9.4.1 The afex package

In the sections on one-way ANOVAs we largely stuck to using base R’s aov() function, or the anova_test() function from the rstatix package. While we can absolutely continue to use these for factorial ANOVAs, one problem is that factorial ANOVAs are inherently more complex models than their one-way progenitors. For instance, aov() only really works with balanced designs, which is where every cell (i.e. group x group combination of your IVs/predictors) has the same number of participants.

To use an example, a 2 x 2 ANOVA where each of the four possibilities (e.g. Level 1 Variable A + Level 1 Variable B…) has 20 participants is a balanced design.
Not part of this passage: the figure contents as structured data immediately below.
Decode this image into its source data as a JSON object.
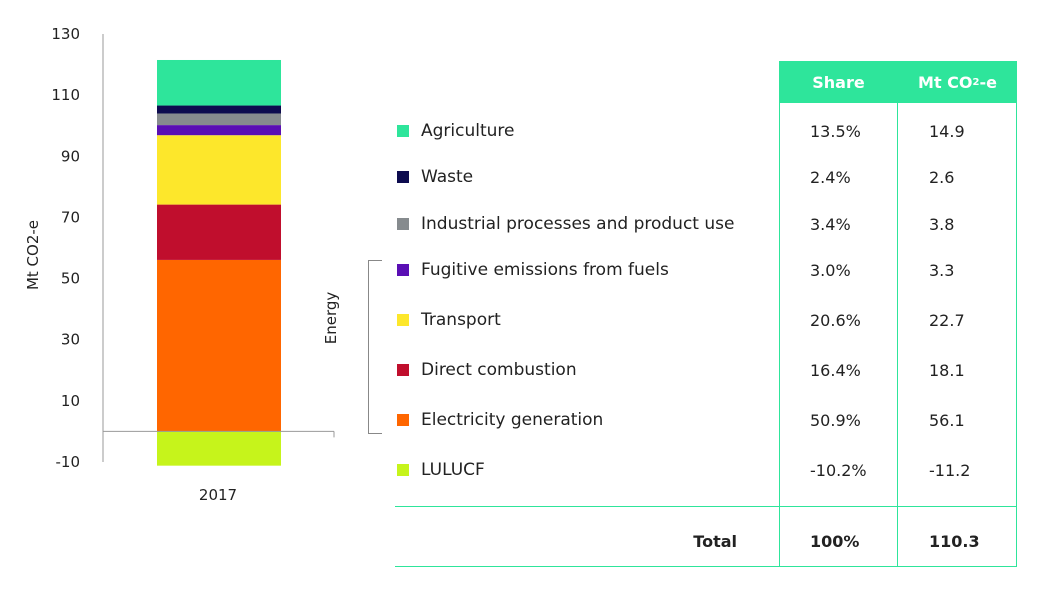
{
  "chart_data": {
    "type": "bar",
    "stacked": true,
    "categories": [
      "2017"
    ],
    "ylabel": "Mt CO2-e",
    "ylim": [
      -10,
      130
    ],
    "yticks": [
      -10,
      10,
      30,
      50,
      70,
      90,
      110,
      130
    ],
    "series": [
      {
        "name": "LULUCF",
        "values": [
          -11.2
        ],
        "color": "#c6f41b"
      },
      {
        "name": "Electricity generation",
        "values": [
          56.1
        ],
        "color": "#ff6600"
      },
      {
        "name": "Direct combustion",
        "values": [
          18.1
        ],
        "color": "#c00e2d"
      },
      {
        "name": "Transport",
        "values": [
          22.7
        ],
        "color": "#fde72b"
      },
      {
        "name": "Fugitive emissions from fuels",
        "values": [
          3.3
        ],
        "color": "#5a0fb4"
      },
      {
        "name": "Industrial processes and product use",
        "values": [
          3.8
        ],
        "color": "#868b8e"
      },
      {
        "name": "Waste",
        "values": [
          2.6
        ],
        "color": "#0d0b4f"
      },
      {
        "name": "Agriculture",
        "values": [
          14.9
        ],
        "color": "#2ee59b"
      }
    ]
  },
  "table": {
    "headers": {
      "share": "Share",
      "mt": "Mt CO",
      "mt_sub": "2",
      "mt_suffix": "-e"
    },
    "rows": [
      {
        "label": "Agriculture",
        "share": "13.5%",
        "mt": "14.9",
        "color": "#2ee59b"
      },
      {
        "label": "Waste",
        "share": "2.4%",
        "mt": "2.6",
        "color": "#0d0b4f"
      },
      {
        "label": "Industrial processes and product use",
        "share": "3.4%",
        "mt": "3.8",
        "color": "#868b8e"
      },
      {
        "label": "Fugitive emissions from fuels",
        "share": "3.0%",
        "mt": "3.3",
        "color": "#5a0fb4"
      },
      {
        "label": "Transport",
        "share": "20.6%",
        "mt": "22.7",
        "color": "#fde72b"
      },
      {
        "label": "Direct combustion",
        "share": "16.4%",
        "mt": "18.1",
        "color": "#c00e2d"
      },
      {
        "label": "Electricity generation",
        "share": "50.9%",
        "mt": "56.1",
        "color": "#ff6600"
      },
      {
        "label": "LULUCF",
        "share": "-10.2%",
        "mt": "-11.2",
        "color": "#c6f41b"
      }
    ],
    "total": {
      "label": "Total",
      "share": "100%",
      "mt": "110.3"
    }
  },
  "energy_label": "Energy"
}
In contrast, if A1-B2 had 40 participants and the other possibilities had 20 participants, this would be an unbalanced design. Unbalanced designs introduce several complexities for ANOVAs.

The afex package is designed for factorial ANOVAs in particular. It provides a very nice and convenient way of running factorial ANOVAs in a way that’s not too hard, while still being flexible enough for more hardcore R users.

In particular, the function you will want to keep in mind is aov_ez().

9.4.2 Writing interactions in R

The aov_ez() function that was just mentioned doesn’t use the same kind of formula notation that we saw in the other test sections, and that’s to make it easier to run. However, these analyses absolutely can be recreated in formula notation, and you will see many instances of this.

Recall the basic layout for a formula in R:

lm(outcome ~ predictor, data = dataset)
aov(outcome ~ predictor, data = dataset)

To extend this to two variables with no interaction, you can simply add the second predictor as such:

aov(outcome ~ predictor_1 + predictor_2, data = dataset)

To code for an interaction term, however, there either needs to be an explicit term for the interaction (denoted using a colon between the two interaction variables):

aov(outcome ~ predictor_1 + predictor_2 + predictor_1:predictor_2, data = dataset)

OR as the shorthand for above, which uses the asterisk. Note that the asterisk will include both the interaction term and all of its main effects (a la principle of marginality):

aov(outcome ~ predictor_1 * predictor_2, data = dataset)

For what we do in this section, this is ok - but you may find in certain circumstances that you don’t want all of these terms together, so the first approach will let you specify what terms to include in the model.

9.4.3 Simple effects tests in R

Simple effects tests, weirdly, are difficult to do in Jamovi - the gamlj module in Jamovi will do simple effects tests for linear models (which includes ANOVAs), but it’s difficult to do so for anything other than a two-way between-groups ANOVA without some prerequisite knowledge on linear mixed models.

In R, simple effects are relatively easy to estimate through the use of the emmeans package. All we need to do is just extend our emmeans calls that we have been using for one-way ANOVAs to incorporate a second variable.

Imagine an ANOVA model named model_aov and two predictors named A and `B. Recall the basic syntax for generating comparisons for a one-way ANOVA:

emmeans(model_aov, ~ A)

To run this as a simple effects test, we simply need to tell emmeans to conduct these comparisons by another variable. This can be easily done by specifying the by argument in emmeans:

emmeans(model_aov, ~ A, by = "B")

This will estimate the EM means for every level of A, at each level of B. To run simple effects tests for variable two, the variable names simply need to be swapped.

Just like before, we can pipe from from emmeans() to pairs():

emmeans(model_aov, ~ A, by = "B") %>%
  pairs(infer = TRUE)

Final note on this matter: Rstatix does provide a function called emmeans_test() to perform a similar test. However, using the original emmeans package and its functions give you much greater flexibility, so it helps to learn how to use this as is.